Inversement, un excès d'humidité peut provoquer des pertes au moment de
l'ouverture du silo et des fuites de jus, susceptibles de générer des odeurs.
Fermentation lactique
La fermentation lactique (ou lacto-fermentation) est un processus de production
d'énergie en milieu anaérobie. Elle se déclenche en présence de glucides et de
bactéries spécifiques, appelées ferments lactiques, entraînant la formation d'acide
lactique. Ce dernier acidifie le milieu, ce qui élimine les bactéries potentiellement
pathogènes, favorisant ainsi la conservation des aliments. Ce mécanisme est utilisé
pour conserver des aliments destinés aux humains et aux animaux. À noter que cette
fermentation par des bactéries diffère de la production d’acide lactique par les
muscles lors d’un effort physique intense.

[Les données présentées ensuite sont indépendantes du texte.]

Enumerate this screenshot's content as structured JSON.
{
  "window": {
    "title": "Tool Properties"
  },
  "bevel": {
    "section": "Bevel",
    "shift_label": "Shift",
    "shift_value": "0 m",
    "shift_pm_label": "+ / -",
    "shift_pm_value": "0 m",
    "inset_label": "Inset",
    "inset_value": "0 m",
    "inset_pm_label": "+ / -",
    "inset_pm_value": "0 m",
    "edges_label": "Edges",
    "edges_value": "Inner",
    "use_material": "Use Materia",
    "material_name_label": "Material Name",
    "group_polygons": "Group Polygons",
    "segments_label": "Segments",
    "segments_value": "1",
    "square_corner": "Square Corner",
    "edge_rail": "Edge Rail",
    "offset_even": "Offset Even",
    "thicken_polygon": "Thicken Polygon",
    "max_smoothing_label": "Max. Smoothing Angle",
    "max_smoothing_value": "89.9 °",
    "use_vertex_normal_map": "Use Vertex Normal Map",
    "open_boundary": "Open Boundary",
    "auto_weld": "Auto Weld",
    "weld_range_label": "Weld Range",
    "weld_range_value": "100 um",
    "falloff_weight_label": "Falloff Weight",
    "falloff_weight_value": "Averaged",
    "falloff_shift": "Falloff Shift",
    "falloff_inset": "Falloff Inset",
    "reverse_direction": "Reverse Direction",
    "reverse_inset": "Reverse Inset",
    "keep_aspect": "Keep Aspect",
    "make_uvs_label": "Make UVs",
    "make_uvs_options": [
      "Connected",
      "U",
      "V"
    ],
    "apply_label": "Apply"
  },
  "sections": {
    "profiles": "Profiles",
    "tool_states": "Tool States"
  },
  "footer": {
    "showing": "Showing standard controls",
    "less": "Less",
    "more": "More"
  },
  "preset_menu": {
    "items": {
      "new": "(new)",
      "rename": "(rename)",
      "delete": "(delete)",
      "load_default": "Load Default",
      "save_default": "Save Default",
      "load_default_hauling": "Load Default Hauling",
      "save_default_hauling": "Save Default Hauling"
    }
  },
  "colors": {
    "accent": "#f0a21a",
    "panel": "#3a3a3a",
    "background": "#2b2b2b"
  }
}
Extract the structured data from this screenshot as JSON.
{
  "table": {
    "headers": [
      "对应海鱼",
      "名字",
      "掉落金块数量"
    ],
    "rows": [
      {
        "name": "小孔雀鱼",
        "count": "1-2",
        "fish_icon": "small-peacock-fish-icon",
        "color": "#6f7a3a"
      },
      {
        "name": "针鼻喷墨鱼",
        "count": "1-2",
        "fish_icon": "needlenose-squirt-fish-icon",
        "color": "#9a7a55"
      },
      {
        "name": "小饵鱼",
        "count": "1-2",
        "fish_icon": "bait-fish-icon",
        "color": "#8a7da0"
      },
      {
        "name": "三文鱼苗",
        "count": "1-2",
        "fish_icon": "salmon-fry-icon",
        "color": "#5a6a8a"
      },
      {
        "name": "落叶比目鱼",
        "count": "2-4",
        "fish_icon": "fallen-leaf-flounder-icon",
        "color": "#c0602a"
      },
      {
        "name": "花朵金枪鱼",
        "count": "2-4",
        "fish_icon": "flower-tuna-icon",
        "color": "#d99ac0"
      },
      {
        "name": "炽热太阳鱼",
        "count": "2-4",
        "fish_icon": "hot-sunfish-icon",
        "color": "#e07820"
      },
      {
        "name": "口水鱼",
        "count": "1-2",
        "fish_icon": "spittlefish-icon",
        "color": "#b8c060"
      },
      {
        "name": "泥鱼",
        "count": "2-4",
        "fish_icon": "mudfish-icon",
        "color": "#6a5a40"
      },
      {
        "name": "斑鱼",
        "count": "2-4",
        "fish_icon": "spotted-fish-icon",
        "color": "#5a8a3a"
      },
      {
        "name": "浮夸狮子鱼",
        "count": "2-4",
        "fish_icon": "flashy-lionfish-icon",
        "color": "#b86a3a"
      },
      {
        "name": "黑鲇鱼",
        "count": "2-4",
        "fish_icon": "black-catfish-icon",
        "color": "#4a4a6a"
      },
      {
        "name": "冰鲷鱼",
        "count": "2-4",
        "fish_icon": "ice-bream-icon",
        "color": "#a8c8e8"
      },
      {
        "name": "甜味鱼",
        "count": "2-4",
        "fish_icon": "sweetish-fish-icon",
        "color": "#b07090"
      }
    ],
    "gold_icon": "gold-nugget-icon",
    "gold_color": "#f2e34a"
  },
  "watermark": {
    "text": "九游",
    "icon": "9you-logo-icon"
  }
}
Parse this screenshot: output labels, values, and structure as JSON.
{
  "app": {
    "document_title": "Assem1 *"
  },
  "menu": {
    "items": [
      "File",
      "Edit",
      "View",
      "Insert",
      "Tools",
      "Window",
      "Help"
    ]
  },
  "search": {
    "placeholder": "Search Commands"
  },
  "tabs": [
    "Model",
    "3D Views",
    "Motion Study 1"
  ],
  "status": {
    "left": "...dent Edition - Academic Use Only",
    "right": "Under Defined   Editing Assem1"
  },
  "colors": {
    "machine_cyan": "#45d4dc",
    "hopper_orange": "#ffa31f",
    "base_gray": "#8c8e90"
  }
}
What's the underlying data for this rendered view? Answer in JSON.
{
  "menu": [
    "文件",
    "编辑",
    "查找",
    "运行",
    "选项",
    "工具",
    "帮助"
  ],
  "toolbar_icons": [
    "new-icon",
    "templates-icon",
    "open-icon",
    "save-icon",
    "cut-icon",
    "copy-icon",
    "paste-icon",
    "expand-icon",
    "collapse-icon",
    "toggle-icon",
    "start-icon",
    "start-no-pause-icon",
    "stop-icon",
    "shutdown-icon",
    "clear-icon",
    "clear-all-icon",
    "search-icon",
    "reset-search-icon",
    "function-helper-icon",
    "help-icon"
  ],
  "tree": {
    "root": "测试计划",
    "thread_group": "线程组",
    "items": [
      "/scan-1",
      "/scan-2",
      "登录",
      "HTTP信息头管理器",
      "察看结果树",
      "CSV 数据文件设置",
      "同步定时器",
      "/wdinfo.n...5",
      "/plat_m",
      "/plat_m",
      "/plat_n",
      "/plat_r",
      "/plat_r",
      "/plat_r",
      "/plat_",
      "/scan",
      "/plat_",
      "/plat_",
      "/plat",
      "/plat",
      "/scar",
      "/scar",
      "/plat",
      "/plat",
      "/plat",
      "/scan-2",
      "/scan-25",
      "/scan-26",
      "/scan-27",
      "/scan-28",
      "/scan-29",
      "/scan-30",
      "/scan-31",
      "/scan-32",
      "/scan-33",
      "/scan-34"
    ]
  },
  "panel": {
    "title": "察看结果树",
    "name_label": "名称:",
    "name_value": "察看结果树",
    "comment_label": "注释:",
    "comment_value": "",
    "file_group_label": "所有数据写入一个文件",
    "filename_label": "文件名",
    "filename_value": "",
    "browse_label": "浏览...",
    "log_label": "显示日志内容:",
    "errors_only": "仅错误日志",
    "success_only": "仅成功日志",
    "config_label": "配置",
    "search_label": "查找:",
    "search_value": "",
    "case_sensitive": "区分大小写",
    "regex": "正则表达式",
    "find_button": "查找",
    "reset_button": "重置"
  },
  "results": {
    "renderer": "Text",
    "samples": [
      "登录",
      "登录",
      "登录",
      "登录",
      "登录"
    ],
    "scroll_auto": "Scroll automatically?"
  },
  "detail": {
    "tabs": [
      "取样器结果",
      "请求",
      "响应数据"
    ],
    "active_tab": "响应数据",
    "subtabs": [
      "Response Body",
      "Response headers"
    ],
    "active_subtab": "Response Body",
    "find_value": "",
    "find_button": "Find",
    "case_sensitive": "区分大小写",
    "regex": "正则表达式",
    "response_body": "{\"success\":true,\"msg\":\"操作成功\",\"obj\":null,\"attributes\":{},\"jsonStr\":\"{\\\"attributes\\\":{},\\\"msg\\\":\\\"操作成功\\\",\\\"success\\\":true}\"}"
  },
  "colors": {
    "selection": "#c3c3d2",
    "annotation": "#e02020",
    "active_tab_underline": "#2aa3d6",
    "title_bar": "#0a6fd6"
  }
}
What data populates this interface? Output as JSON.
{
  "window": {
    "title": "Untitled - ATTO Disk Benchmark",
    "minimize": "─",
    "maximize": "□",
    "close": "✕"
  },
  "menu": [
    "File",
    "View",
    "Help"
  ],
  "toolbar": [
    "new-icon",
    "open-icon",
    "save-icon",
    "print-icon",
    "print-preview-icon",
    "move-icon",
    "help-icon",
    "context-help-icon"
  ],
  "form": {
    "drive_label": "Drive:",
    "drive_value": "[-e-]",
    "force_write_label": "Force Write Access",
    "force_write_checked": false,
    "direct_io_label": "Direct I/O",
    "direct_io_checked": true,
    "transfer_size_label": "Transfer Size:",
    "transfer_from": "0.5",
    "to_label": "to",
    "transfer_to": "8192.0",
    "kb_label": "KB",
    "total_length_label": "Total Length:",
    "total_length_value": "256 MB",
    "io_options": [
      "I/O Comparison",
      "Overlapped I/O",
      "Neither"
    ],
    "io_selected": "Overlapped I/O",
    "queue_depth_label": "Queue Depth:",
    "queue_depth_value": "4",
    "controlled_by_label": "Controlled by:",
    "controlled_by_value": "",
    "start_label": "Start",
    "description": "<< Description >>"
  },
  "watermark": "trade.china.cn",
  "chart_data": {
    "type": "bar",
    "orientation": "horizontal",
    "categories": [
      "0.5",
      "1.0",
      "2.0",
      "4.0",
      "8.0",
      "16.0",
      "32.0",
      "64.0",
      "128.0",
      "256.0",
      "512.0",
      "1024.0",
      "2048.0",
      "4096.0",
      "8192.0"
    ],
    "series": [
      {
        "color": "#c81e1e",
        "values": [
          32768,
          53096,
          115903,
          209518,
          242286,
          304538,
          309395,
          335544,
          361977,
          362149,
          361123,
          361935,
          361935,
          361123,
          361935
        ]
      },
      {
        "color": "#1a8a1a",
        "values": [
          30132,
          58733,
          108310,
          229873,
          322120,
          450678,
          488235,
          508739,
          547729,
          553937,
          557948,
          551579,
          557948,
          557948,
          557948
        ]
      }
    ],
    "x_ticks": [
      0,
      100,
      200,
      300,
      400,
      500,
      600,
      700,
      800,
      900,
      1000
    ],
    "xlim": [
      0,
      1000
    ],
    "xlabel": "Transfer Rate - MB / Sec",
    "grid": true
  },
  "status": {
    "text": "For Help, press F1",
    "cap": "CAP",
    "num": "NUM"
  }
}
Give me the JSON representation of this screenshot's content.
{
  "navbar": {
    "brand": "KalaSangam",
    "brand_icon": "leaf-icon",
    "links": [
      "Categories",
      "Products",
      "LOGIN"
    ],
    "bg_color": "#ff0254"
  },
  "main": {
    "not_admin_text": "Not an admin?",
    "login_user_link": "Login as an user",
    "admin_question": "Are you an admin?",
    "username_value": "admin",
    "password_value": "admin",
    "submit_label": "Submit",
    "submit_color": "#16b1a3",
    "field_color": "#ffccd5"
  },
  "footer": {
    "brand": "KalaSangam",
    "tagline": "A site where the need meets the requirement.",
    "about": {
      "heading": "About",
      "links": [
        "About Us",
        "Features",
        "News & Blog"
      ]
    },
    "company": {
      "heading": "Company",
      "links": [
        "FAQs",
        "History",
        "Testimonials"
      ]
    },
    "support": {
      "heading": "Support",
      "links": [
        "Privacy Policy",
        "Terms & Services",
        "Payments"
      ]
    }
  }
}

Ce résumé détaille chaque concept tout en le condensant.
Notes :
1. Fourrage :
o Plantes ou mélanges de plantes pour nourrir les animaux d'élevage
(bovins, caprins, ovins, équins).
o Parties utilisées : herbacées (feuilles, tiges), racines, plantes entières.
o Formes : frais, conservé frais ou séché.
o Sous-produits utilisables : pulpe de betterave à sucre, tourteaux des
plantes oléagineuses.
2. Ensilage :
o Méthode de conservation par fermentation lactique anaérobie des
fourrages humides.
o Produit obtenu : acide, humidité entre 30 % et 85 %.
o Difficultés :
Taux de matière sèche élevé → conditions anaérobies difficiles.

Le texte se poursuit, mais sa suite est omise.